In het kader van de machtiging tot uithuisplaatsing merkt de kinderrechter nog wel op dat tijdens de mondelinge behandeling duidelijk is geworden dat [minderjarige 2] sinds 14 mei 2025 – en daarmee tijdens het Raadsonderzoek en vóór het spoedverzoek van 12 juni 2025 – bij zowel [jeugdzorg] als [accommodatie] heeft verbleven zonder dat daarvoor een deugdelijke, rechtsgeldige basis was. Er was immers geen instemming van de gezaghebbende ouder(s) dan wel toestemming van de kinderrechter. Mede dankzij de open opstelling van de vertegenwoordiger van de Raad tijdens de mondelinge behandeling stelt de kinderrechter vast dat de Raad voor dat deel van de uithuisplaatsing van [minderjarige 2] onrechtmatig heeft gehandeld. De kinderrechter betreurt dit. Hij neemt er met instemming kennis van dat de Raad dit intern zal bespreken.
Uitvoerbaar bij voorraad
5.10.
Tegen de beslissing tot de voorlopige ondertoezichtstelling van [minderjarige 1] en [minderjarige 2] staat geen gewoon rechtsmiddel open. Ingevolge artikel 807 van het Wetboek van Burgerlijke Rechtsvordering kan alleen cassatie in het belang der wet worden ingesteld. Hoger beroep is dus niet mogelijk. Dit betekent dat deze beslissing directe werking heeft. De kinderrechter zal het verzoek tot uitvoerbaar bij voorraadverklaring van deze beslissing daarom afwijzen.
5.11.
De kinderrechter zal de beslissing ten aanzien van het resterende deel van het verzoek van de (spoed)machtiging tot uithuisplaatsing van [minderjarige 1] en [minderjarige 2] wel uitvoerbaar bij voorraad verklaren, omdat het voor de ontwikkeling van [minderjarige 1] en [minderjarige 2] noodzakelijk is dat de beslissing ondanks een eventueel hoger beroep meteen uitgevoerd kan worden.

6.De beslissing

De kinderrechter:
6.1.
stelt [minderjarige 1] en [minderjarige 2] voorlopig onder toezicht van Stichting Jeugdbescherming west Zeeland met ingang van 26 juni 2025 en tot 12 september 2025;
6.2.
verleent een machtiging tot uithuisplaatsing van [minderjarige 1] en [minderjarige 2] in een accommodatie van een jeugdhulpaanbieder met ingang van 26 juni 2025 en tot 12 september 2025;
6.3.
verklaart de beslissing onder 6.2. uitvoerbaar bij voorraad;
6.4.
wijst af het meer of anders verzochte.
Deze beslissing is gegeven en in het openbaar uitgesproken op 18 juni 2025 door mr Duinhof, kinderrechter, in aanwezigheid van mr. Vork als griffier, en op schrift gesteld op 2 juli 2025.

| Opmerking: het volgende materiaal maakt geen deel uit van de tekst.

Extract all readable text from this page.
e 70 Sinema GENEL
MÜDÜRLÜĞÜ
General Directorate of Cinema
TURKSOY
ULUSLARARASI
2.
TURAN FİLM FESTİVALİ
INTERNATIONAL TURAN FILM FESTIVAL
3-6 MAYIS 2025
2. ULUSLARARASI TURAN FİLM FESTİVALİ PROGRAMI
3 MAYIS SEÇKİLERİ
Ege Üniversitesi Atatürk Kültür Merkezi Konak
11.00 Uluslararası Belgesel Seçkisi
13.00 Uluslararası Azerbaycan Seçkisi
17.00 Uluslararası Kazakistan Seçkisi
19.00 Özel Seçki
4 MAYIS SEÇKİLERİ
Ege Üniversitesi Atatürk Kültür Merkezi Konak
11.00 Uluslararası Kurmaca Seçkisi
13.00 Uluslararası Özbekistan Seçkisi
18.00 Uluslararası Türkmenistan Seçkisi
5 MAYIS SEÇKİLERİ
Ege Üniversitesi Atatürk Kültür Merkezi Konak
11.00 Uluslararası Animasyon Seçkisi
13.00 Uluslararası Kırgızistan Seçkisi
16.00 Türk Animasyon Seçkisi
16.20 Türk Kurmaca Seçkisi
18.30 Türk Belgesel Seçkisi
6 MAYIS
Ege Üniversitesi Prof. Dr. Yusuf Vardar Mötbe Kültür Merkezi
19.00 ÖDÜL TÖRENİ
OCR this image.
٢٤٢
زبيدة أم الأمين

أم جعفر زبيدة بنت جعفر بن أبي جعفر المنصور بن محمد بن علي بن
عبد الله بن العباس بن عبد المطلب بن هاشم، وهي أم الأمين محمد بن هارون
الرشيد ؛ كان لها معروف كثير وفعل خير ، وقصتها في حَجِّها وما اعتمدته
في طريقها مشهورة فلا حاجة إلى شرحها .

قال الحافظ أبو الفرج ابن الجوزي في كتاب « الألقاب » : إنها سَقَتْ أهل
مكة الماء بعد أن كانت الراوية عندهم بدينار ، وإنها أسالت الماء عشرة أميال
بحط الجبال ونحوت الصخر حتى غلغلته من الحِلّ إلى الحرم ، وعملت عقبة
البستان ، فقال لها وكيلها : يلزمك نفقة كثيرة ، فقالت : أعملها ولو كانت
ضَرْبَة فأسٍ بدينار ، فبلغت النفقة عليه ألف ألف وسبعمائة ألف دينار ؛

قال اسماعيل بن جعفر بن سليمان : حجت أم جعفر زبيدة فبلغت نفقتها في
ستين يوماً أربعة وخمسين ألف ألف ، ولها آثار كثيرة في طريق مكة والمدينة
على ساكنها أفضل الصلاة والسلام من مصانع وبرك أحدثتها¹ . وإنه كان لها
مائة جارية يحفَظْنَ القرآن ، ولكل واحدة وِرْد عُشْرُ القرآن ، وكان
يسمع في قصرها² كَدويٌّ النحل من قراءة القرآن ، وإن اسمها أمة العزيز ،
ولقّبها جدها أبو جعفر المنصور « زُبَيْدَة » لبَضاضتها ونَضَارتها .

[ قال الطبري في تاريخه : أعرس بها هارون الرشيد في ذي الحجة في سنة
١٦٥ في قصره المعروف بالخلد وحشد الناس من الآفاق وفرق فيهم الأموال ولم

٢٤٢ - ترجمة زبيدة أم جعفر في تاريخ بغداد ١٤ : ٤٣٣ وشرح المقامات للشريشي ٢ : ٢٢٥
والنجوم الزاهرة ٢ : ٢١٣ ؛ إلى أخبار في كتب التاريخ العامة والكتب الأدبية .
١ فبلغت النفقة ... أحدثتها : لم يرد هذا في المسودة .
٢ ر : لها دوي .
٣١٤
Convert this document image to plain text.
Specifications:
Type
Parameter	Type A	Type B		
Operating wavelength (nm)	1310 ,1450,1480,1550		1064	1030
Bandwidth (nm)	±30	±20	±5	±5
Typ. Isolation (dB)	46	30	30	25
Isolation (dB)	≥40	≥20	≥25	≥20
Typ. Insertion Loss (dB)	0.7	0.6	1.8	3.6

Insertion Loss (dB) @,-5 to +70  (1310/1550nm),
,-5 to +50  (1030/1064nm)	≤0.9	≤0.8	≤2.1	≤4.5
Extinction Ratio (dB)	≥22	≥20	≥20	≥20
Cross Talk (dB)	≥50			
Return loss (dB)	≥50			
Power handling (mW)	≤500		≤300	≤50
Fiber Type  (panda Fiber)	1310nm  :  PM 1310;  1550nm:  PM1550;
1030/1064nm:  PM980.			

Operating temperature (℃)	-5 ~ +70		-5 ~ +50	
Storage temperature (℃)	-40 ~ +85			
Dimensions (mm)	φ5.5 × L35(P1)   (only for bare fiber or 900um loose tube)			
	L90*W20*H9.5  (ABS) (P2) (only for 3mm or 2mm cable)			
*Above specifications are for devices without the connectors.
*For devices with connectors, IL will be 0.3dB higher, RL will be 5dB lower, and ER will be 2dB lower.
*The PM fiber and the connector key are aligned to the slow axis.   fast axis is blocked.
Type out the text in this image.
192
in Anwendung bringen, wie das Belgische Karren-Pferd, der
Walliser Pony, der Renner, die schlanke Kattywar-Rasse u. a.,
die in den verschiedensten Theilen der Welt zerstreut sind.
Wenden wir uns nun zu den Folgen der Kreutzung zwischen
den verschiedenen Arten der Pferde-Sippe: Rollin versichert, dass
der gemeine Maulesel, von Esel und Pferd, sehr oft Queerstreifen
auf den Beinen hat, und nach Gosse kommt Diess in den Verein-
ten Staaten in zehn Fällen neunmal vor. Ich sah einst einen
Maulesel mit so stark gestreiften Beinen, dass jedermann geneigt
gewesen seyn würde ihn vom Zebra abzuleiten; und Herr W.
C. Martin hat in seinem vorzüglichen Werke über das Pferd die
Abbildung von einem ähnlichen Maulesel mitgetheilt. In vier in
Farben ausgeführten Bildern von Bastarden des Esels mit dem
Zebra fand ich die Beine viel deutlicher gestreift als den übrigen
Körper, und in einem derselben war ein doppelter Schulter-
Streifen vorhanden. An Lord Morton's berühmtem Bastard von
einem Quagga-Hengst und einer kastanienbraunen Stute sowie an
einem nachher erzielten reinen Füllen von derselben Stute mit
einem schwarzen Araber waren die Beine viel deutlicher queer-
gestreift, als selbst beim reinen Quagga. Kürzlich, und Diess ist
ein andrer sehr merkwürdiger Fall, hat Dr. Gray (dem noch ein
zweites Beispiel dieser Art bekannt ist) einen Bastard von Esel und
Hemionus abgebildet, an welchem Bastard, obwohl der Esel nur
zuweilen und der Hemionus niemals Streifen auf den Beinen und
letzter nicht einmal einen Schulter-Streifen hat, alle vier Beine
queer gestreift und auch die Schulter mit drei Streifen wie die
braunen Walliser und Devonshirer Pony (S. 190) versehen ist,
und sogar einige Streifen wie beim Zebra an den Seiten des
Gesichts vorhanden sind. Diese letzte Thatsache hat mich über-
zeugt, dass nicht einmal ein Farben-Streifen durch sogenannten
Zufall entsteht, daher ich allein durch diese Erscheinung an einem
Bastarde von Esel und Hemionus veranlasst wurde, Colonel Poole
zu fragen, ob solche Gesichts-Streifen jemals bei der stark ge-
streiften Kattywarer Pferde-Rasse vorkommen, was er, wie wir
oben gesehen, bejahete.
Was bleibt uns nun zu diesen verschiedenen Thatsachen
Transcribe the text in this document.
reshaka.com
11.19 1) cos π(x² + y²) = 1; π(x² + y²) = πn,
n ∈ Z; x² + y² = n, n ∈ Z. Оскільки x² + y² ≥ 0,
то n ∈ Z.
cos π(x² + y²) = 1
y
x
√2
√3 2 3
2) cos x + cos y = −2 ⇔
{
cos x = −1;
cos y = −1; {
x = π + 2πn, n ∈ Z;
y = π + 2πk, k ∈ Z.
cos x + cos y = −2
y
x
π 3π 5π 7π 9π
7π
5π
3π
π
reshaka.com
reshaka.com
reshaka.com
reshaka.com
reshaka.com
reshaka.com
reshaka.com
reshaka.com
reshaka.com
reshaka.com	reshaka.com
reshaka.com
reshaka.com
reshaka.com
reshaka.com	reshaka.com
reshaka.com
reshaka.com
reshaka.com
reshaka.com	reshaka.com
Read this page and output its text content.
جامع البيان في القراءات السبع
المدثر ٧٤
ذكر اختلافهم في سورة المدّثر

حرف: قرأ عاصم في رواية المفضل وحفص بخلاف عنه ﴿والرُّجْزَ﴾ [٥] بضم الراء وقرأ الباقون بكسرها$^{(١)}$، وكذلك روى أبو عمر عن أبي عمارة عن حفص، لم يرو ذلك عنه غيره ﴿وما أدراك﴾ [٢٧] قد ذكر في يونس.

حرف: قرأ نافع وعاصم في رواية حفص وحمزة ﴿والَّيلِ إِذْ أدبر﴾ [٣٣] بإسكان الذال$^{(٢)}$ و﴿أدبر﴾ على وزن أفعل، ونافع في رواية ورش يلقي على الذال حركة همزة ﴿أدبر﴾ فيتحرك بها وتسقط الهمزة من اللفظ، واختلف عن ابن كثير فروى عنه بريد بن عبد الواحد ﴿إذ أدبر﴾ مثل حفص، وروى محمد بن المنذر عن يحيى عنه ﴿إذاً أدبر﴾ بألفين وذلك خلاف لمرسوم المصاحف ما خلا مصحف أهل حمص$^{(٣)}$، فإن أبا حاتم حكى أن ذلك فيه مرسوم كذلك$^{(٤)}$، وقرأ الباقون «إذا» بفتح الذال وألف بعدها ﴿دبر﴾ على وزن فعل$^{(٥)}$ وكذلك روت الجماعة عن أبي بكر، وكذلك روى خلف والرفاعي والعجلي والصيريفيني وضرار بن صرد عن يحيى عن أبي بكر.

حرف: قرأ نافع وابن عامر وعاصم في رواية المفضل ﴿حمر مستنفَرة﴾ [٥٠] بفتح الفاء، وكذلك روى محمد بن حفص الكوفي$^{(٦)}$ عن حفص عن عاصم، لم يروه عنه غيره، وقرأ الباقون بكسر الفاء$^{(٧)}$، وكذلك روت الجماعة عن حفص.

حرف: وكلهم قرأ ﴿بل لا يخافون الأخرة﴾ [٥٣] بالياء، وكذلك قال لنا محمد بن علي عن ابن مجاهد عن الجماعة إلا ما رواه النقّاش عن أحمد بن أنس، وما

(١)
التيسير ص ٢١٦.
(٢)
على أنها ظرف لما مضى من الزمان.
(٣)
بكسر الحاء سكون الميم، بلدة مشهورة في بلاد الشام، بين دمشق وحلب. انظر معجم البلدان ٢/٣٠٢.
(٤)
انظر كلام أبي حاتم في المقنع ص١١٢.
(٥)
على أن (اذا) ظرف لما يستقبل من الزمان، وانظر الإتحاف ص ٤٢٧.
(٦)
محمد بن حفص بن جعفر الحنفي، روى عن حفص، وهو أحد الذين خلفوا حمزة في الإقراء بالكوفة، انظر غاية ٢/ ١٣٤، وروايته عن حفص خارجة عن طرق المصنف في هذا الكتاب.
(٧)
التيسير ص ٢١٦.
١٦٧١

Tegen eindbeslissingen in deze beschikking over de machtiging tot uithuisplaatsing is hoger beroep mogelijk bij het gerechtshof ‘s-Hertogenbosch. Hiervoor is een advocaat nodig. Wie kunnen hoger beroep instellen:
  • degenen aan wie een afschrift van de beschikking is verstrekt of verzonden, binnen drie maanden na de dag van de uitspraak;
  • andere belanghebbenden, binnen drie maanden na de betekening van deze beschikking of binnen drie maanden nadat zij op andere wijze daarvan kennis hebben genomen.